Di fronte ai numeri “reali” degli elettori che si recano alle urne la domanda è: il referendum sulla Giustizia riuscirà a convincere gli elettori a recarsi alle urne? Con molta probabilità, se a votare andranno tanti elettori potrebbe vincere il “Sì” sponsorizzato dal Governo di centrodestra; se a votare per il referendum andranno pochi elettori, ebbene, potrebbe essere avvantaggiato il “No” sponsorizzato dal centrosinistra e da una parte della Magistratura. Tradizionalmente, l’elettorato di centrodestra – o meglio, quello che resta dell’elettorato di centrodestra, considerato, lo ribadiamo, che alle urne si recano, in media, 4 elettori su 10 – è un po’ svogliato e va a votare solo se fortemente motivato. Mentre quello che resta dell’elettorato di centrosinistra è più motivato. Morale: al centrosinistra converrebbe non buttarla in politica, per non spingere, per tutta risposta, l’elettorato di centrosinistra a recarsi alle urne.

Detto questo, come già accennato, stiamo assistendo a una politicizzazione del referendum da parte del centrosinistra. La stessa Elly Schlein, numero uno del PD, ha detto a chiare lettere che bisogna fare vincere i “No” per poi battere il centrodestra alle elezioni politiche previste il prossimo anno. E’ evidente che, dalle parti del centrosinistra hanno scelto la ‘politicizzazione’ del referendum, perché ritengono che, seguendo questa via, possano far vincere i “No” e poi vincere le elezioni politiche. In effetti, fino a prima delle dichiarazioni del procuratore della Repubblica presso il Tribunale di Napoli, Nicola Gratteri, la premier Meloni si era tenuta un po’ in disparte, per non esporre il Governo che presiede al voto del referendum. Ma prima le dichiarazioni di Gratteri, poi alcune sentenze che, di fatto, hanno ‘premito’ chi ha fatto entrare in Italia immigrati irregolari nel nome della solidarietà e poi ancora le dichiarazioni di un altro magistrato, Nino Di Matteo (“Sono perfettamente d’accordo con Nicola Gratteri: assieme alle persone per bene, per il Sì nel referendum voteranno mafiosi, massoni e architetti del sistema corruttivo”), la politicizzazione del referendum è stata completa. Ormai anche il centrodestra l’ha “buttata in politica” e il referendum, piuttosto che sulla riforma voluta dal Ministro della Giustizia, Carlo Nordio, è ormai sullo stesso Governo Meloni.

Chi vincerà?
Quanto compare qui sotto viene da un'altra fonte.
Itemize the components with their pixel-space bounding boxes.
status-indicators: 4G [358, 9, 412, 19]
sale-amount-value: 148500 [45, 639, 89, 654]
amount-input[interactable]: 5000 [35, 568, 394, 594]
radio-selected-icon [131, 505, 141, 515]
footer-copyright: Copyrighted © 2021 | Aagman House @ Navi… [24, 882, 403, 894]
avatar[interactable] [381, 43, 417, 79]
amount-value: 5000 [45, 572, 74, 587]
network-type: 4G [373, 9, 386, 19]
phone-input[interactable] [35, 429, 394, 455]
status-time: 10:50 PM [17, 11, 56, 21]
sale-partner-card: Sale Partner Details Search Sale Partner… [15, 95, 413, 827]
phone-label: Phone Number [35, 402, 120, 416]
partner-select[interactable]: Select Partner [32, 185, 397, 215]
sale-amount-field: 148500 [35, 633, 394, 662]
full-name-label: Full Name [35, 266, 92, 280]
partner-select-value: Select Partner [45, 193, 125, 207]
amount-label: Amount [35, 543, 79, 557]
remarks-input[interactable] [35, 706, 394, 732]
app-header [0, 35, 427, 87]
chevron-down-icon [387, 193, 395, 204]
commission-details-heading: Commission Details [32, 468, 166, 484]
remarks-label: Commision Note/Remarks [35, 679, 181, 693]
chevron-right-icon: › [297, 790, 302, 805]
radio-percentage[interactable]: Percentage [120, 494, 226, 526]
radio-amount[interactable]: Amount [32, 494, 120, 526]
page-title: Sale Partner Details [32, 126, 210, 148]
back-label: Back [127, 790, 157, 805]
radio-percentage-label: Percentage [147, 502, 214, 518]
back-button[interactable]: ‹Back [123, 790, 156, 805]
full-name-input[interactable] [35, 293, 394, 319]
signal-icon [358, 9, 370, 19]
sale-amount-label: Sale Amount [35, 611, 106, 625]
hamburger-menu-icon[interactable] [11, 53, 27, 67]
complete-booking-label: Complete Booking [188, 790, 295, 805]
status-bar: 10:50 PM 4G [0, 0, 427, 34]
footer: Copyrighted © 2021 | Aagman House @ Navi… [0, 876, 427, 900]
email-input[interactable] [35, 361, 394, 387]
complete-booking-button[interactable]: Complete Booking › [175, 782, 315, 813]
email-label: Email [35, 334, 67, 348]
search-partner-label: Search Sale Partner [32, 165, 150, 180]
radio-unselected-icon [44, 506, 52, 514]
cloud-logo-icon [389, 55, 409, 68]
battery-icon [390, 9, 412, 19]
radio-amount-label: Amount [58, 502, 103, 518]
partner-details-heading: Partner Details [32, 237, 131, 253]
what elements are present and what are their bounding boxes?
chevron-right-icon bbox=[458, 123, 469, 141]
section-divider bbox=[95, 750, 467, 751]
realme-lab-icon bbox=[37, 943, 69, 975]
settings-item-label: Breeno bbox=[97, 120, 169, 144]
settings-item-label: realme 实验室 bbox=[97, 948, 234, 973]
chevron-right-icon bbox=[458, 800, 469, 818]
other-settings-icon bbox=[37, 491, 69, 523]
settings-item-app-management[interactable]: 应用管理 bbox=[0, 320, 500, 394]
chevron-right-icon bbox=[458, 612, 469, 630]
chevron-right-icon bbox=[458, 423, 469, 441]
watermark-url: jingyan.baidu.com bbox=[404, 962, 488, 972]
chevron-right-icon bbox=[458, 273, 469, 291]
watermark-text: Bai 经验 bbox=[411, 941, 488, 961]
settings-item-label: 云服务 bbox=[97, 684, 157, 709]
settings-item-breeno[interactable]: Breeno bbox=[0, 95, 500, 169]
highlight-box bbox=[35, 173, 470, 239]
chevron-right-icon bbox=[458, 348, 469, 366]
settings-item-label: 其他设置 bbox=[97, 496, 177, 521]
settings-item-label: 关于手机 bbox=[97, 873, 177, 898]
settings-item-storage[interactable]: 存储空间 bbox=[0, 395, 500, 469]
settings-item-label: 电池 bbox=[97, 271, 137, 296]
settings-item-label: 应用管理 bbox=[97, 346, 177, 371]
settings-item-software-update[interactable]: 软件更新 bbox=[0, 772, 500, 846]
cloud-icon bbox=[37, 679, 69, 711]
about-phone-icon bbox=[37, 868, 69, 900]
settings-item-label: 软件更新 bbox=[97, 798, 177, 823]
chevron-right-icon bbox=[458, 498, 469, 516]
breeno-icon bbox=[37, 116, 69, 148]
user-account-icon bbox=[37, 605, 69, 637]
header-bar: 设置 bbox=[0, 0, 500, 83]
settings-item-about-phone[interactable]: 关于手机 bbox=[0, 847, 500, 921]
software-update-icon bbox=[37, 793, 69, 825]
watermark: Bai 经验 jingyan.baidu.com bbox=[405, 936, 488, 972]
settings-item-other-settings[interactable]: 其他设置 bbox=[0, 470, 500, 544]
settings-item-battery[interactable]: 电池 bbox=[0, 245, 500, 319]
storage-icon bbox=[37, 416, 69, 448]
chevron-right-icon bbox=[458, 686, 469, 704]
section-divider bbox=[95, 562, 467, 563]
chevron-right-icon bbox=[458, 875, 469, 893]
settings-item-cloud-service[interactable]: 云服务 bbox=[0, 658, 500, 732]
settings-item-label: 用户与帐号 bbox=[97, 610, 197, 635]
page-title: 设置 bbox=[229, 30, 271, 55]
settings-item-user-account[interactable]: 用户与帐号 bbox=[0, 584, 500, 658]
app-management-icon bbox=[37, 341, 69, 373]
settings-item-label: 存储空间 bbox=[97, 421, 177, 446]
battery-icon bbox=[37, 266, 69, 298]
Ribadiamo: in un contesto politico nel quale le urne non sono più di moda non è facile fare previsioni. Resta il già citato principio legato al numero di votanti: se saranno in molti potrebbe vincere il Sì”. Ricordiamo sommessamente che in Italia il centrosinistra non ha mai vinto un’elezione politica in modo netto. Nel 1994, pur partendo favorito, ha perso. Alle elezioni politiche del 1996 l’Ulivo vinse per qualche migliaio di voti. Idem dieci anni dopo, nel 2006. Poi sono stati i ‘giochi di Palazzo’ a portare al Governo dell’Italia il centrosinistra. In Italia on c’è mai stata una maggioranza di centrosinistra. La politicizzazione del referendum, per il PD e compagni, potrebbe rivelarsi un boomerang.